Iraqi forces have attacked a camp housing an Iranian exile group north of Baghdad, home to about 3,500 people.
Reports suggest at least three died in the clashes between troops and the People's Mujahideen Organisation of Iran (PMOI) at Camp Ashraf.
The PMOI said more than 25 were killed and many wounded in the raid, but Iraqi officials have disputed the figures.
US Defence Secretary Robert Gates expressed concern and urged Iraq to show restraint.
The PMOI, a guerrilla group that opposes Iran's Shia cleric leaders, is considered a terrorist group by the US and Iran.
The Iraqi army says that it went into Camp Ashraf, in Diyala province, to confront stone-throwers, and that the clashes were limited.
But the PMOI described the raid, which took place early on Friday, as a full-scale military assault with armoured vehicles.
The PMOI said Iraqi Prime Minister Nouri Maliki, under the order of Iranian Supreme Leader Ayatollah Ali Khamenei, had committed an "unprecedented murder in Ashraf".
Major Hassan al-Tamimi of the Iraqi army in Baquba, capital of the province, told AFP news agency that three people had been killed and 20 injured, among them six soldiers.
But the death toll was not confirmed by the government.
Iraqi government spokesman Ali al-Dabbagh said Ashraf residents had thrown rocks at security forces during a "riot" and denied that Iraqi forces had opened fire.
"The security forces have pushed back residents of Camp Ashraf inside the camp by force," Mr Dabbagh said. "The situation is now controlled."
"I can't deny the occurrence of injuries among residents of Camp Ashraf, because we do not have information from inside the camp," he added.
The PMOI, also known as Mojahedin-e Khalq, set up Camp Ashraf in Iraq in the 1980s and was welcomed by then-President Saddam Hussein, who was fighting a war against Iran.
The PMOI's military wing fought alongside Iraqi soldiers.
Correspondents say many of the organisation's members continue to live in Camp Ashraf, to the annoyance of both Iraqi and Iranian governments.
Human rights organisations say that the residents of the camp should be protected from persecution or attack.
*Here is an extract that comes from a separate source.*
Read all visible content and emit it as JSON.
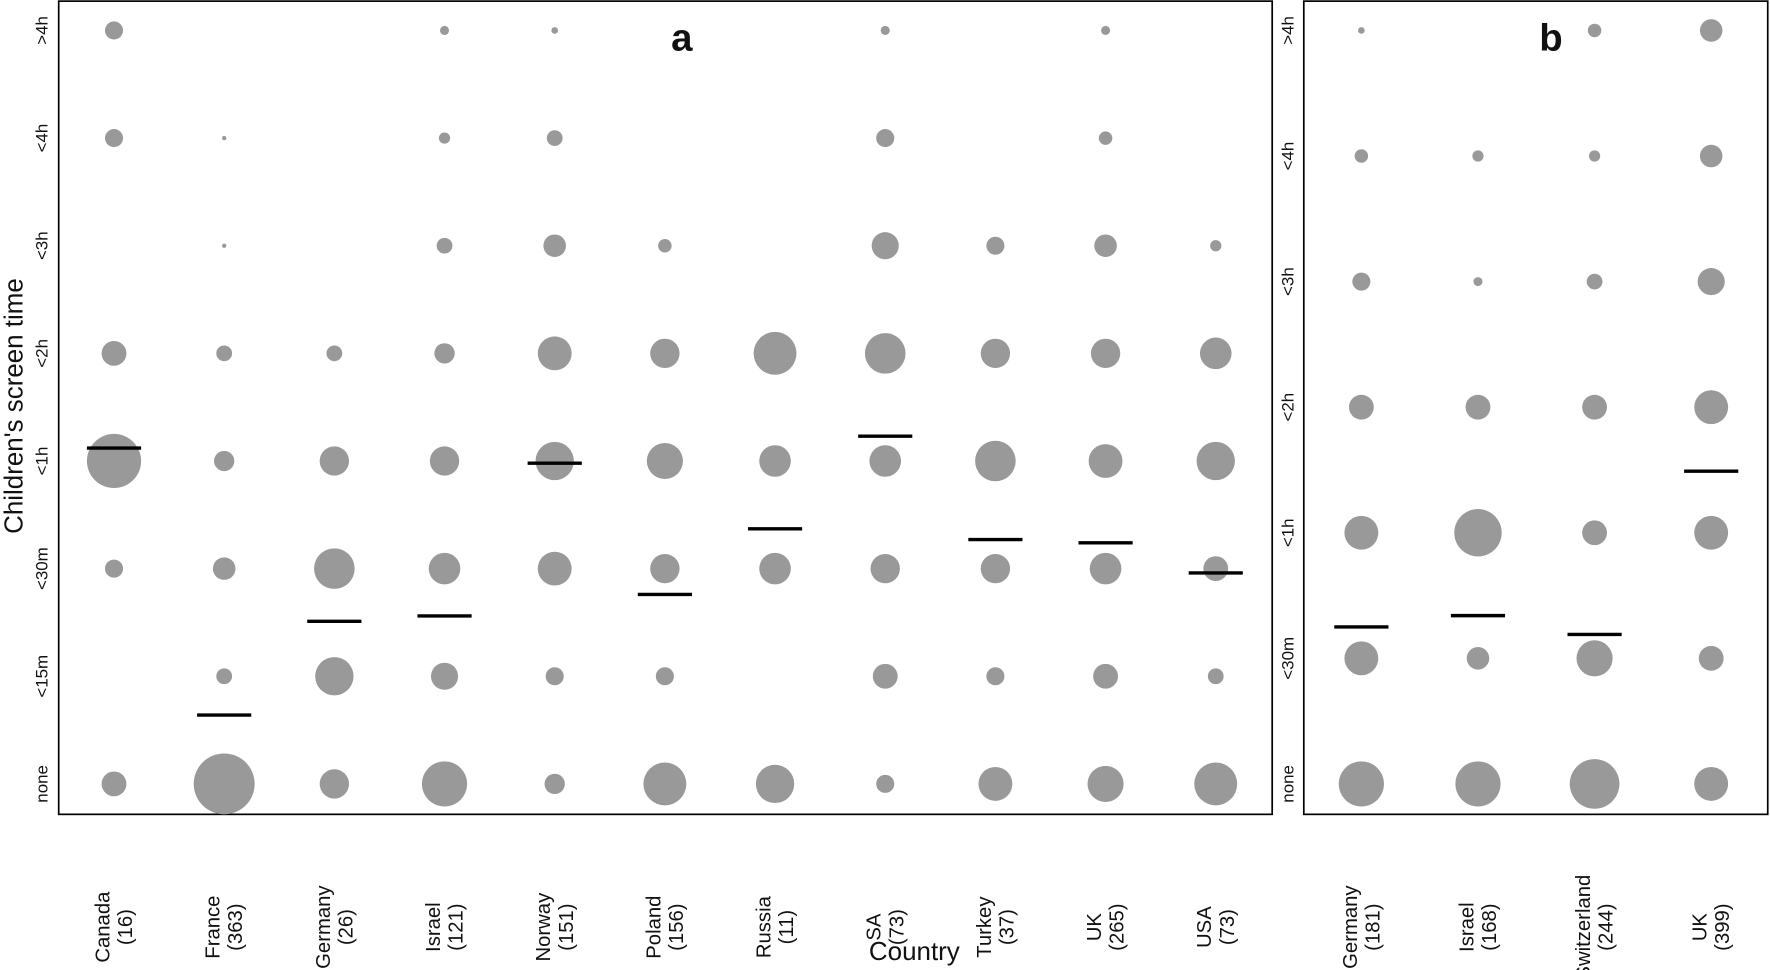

Mr Gates, who is visiting Iraq, said: "We're very concerned with reports of deaths and injuries resulting from this morning's clashes.
"I urge the Iraqi government to show restraint and to live up to its commitments to treat residents of Ashraf according to Iraqi law and their international obligations."
In January, a Spanish judge opened an investigation into a raid by Iraqi security forces on Camp Ashraf in July 2009 which left 11 people dead. He wanted to see whether crimes against humanity were committed.
A complaint filed by human rights lawyers on behalf of relatives of the victims alleged that police and soldiers shot and beat unarmed residents of the camp so they could clear a space to build a police station there.